The bloody details of the repression have nevertheless been captured on hundreds of cellphone videos that have been uploaded to social media. One video uploaded to Twitter shows a block of working-class homes going up in flames, apparently after police fired tear gas canisters into the buildings. In another instance, police fired tear gas into a hospital.

The ruling capitalist oligarchy is seeking to defend its wealth and privileges at any cost. The vicious repression meted out by the state, on the one hand, and the desperate anger fueling the protests, on the other, reflect the enormous social tensions that exist within this deeply unequal country, in which 42.5 percent of the population live below the poverty line.

VICE interviewed a doctor who runs a makeshift clinic in Cali that provides medical aid to protesters wounded by police. In reference to the Cali youths who have formed defensive groups to confront the police, known as the Front Line, he said, “The people putting themselves on the line are the people who have nothing. They feel that since they already have nothing, there’s nothing they can take away from them.”

One of these Front Line youths told VICE, “We’re young people who removed our blindfolds and can now see the truth. We’re sick of the lack of opportunity, of the inequality, of this society of rich people that sees us as delinquents because we rebelled and decided to act against this situation.”

The heroic determination of the Colombian workers and youth in the face of deadly state repression stands in stark contrast to the duplicity and cowardice of those claiming to represent them. The major trade unions and the pseudo-left organizations, organized in a “National Strike Committee,” have been involved in talks with the Duque regime in an effort to bring an end to the protests. The Catholic Church and the UN are also involved.

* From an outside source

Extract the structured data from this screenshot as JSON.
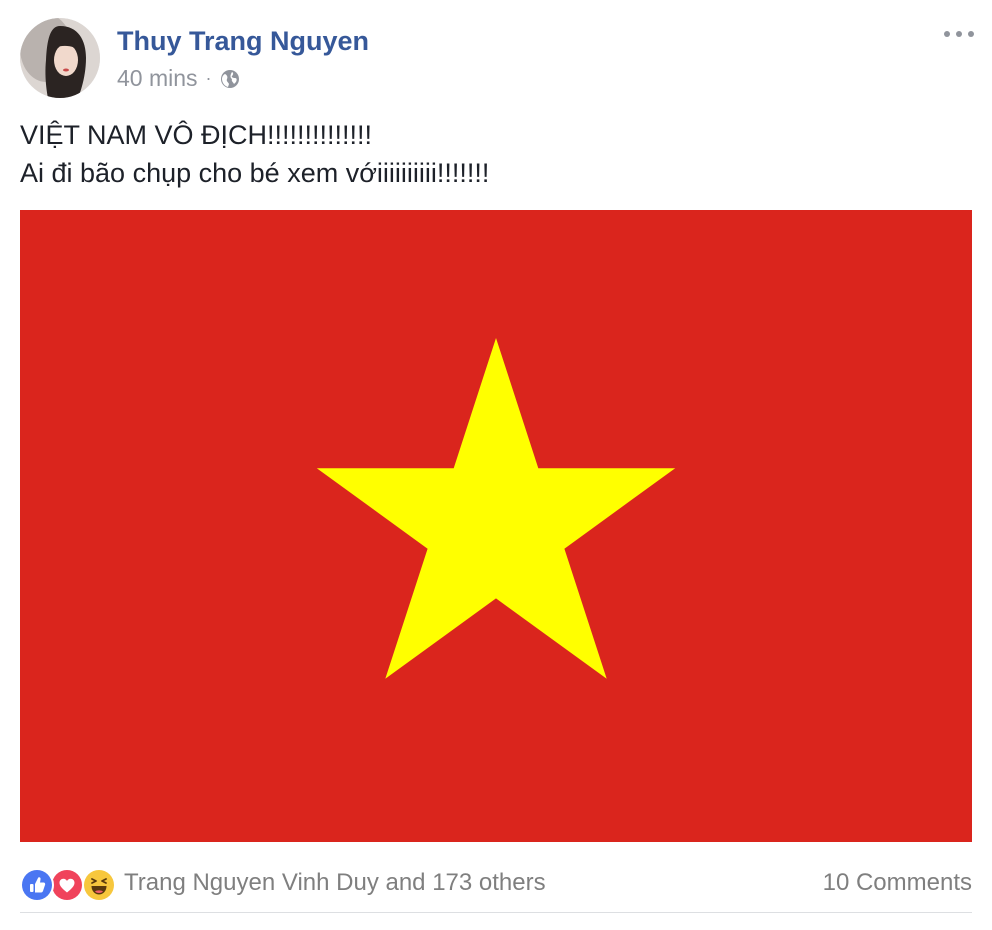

The National Strike Committee’s demands have focused on reformist measures such as the dismantling of the ESMAD, greater opportunities for students and a basic income. This promotion of illusions in half-measures is meant to distract workers from the irreconcilable class conflict that lies at the heart of Colombian capitalism. The Committee has also carefully avoided mobilizing workers in key industries, thereby deliberately isolating the protest movement.

By their actions, the trade unions and the pseudo-left—representing sections of the affluent middle class—whatever their rhetoric, demonstrate that they serve as auxiliaries of the Colombian state in protecting the interests of the oligarchy and its US imperialist sponsors.